- Power type: Steam
- Builder: Juniata Shops
- Build date: 1886–1892
- Total produced: 8
- Configuration:: ​
- • Whyte: 0-4-0ST
- Gauge: 1,435 mm (4 ft 8+1⁄2 in)
- Driver dia.: 44 in (1,100 mm)
- Fuel type: Coal
- Cylinders: Two
- First run: 1886
- Last run: 1957
- Retired: 1957
- Withdrawn: 1957
- Disposition: All scrapped

= Pennsylvania Railroad class A1 =

The Pennsylvania Railroad (PRR) class A1 was a class of 0-4-0 type steam locomotives.
== History ==
The class A1 was built from 1886 to 1892, when 0-4-0s were being used by other railroads. In time, larger 0-6-0 locomotives were introduced and superseded them on other railroads. However, the Pennsylvania Railroad had many tightly-curving track ways, as well as lines running through suburban areas. The PRR thus elected to use the small locomotives to operate these tight and confined tracks.
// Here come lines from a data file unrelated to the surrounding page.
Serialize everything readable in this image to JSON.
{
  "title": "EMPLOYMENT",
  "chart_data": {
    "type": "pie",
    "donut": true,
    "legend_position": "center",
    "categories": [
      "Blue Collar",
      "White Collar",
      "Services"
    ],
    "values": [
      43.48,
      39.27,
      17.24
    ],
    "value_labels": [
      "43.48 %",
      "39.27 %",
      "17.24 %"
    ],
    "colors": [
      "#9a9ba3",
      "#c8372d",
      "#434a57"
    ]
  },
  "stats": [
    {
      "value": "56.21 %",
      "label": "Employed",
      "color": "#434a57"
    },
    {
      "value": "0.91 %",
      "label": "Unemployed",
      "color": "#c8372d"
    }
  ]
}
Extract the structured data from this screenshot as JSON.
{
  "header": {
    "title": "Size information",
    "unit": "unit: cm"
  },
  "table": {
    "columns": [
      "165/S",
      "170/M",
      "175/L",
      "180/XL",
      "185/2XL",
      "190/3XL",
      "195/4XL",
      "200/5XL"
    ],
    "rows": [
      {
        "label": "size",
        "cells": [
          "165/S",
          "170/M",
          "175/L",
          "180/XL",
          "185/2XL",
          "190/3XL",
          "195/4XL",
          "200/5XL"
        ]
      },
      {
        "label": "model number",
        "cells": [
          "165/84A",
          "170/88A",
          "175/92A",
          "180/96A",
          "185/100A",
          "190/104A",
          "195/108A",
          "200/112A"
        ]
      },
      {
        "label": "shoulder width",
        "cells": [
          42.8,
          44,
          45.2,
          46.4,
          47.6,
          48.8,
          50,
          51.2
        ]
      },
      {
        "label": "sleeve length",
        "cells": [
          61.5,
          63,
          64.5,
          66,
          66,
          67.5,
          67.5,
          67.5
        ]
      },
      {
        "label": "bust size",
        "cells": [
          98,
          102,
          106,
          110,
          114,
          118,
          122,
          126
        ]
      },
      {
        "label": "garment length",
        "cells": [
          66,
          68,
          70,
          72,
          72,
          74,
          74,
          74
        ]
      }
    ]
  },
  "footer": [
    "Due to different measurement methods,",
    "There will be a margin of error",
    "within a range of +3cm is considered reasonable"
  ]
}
By the 1920s, class A1 was greatly replaced by the even larger class A5s, the largest 0-4-0s on the PRR at the time. By the 1950s, as the diesel switchers became available for easier and more efficient switching duties, the PRR started to replace the 0-4-0s and 0-6-0s (such as the class B6sb switchers) with diesel switchers. The last of the A1s were withdrawn in 1957, and all were ultimately scrapped.